SherAfgan Mehboob, Managing Directo at Guggenheim Partners was the first respondent. “It’s an interesting question. My focus is generally on M&A and capital raising. Without a doubt, I think the most amount of growth we’ve seen has been from the incremental addition of all of this capital coming into data centers,” he replied.
According to Mehboob, private equity has had to spend some time learning about data centers. “And then larger deployments were coming in and they changed the asset class itself,” he recalled. “Both the counter-parties themselves were very high grade and had longer-term contracts, but the infrastructure funds and capital woke up to the idea that this could really fit into their definition of core-plus, if maybe not core. And they slowly moved up to who factored their LPs.”

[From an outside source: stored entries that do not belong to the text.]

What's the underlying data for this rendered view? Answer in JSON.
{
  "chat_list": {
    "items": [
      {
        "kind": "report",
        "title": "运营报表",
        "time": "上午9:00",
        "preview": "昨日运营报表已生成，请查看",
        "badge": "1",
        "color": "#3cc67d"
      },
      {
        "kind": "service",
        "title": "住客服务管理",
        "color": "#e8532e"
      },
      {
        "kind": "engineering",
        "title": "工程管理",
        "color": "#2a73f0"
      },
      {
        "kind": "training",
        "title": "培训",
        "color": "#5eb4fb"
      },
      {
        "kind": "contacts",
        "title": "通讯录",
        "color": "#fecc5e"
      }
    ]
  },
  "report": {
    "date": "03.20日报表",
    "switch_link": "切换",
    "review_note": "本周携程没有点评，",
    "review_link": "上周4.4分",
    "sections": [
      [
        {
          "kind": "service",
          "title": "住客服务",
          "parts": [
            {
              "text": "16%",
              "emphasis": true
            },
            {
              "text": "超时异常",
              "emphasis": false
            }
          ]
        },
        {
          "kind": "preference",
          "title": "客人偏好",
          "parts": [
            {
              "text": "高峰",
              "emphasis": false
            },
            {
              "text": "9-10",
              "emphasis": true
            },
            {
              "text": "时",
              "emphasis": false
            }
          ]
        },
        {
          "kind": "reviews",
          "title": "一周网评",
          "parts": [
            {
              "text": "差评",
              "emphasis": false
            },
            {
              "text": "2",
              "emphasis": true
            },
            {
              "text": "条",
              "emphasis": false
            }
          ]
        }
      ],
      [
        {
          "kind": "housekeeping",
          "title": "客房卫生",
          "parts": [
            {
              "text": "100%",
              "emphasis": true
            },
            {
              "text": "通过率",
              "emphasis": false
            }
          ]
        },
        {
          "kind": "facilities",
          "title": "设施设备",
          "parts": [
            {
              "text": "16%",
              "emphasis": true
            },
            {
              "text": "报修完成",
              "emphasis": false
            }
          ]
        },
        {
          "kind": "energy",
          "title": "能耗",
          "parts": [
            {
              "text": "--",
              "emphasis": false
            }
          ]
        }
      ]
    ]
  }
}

Mehboob says this process has been the same for sovereign wealth funds, pension funds, and even family offices. “I think the growth from the data centers, on the more obvious side of that question, has been that cloud providers have been deploying at tremendous scale,” he added. “I think what’s really fueling that and the competitiveness, has been from vast loads of capital, which come from what traditionally used to be LPs. “
Next up, Jim Kerrigan, Managing Principal at North American Data Centers, after concurring with Mehboob, offered his take. “I think the best opportunities out there are the sale-leasebacks around the country,” he asserted. “There’s a lot of corporate America who built a data center for $3000 per square foot and these things are selling for $150. Those are markets like Columbus and Charlotte and tertiary markets like that.”
Dan Bryson, Executive Vice President of Finance at JLL then offered a third viewpoint. “I agree with both Jim and SherAfgan. We’re seeing an enormous influx of capital from infrastructure funds, sovereign wealth funds, family offices, hedge funds, into doing builds essential to data center space,” he intimated.=
“There’s a lot of equity capital that’s coming in and people are looking for the right operators to partner with, and they’re asking all the right questions,” he explained. “On the short-term side, or the debt side, we’re seeing a lot more banks take harbor in underwriting data centers. It’s like turning a bouncer — you can get it done but it takes awhile. There’s an education process that’s been going on for the last 5-10 years within the credit committees and loan committees at large institutions. And data centers have become an accepted asset class by debt funds, banks and CMBS, life insurance companies, and pension funds.”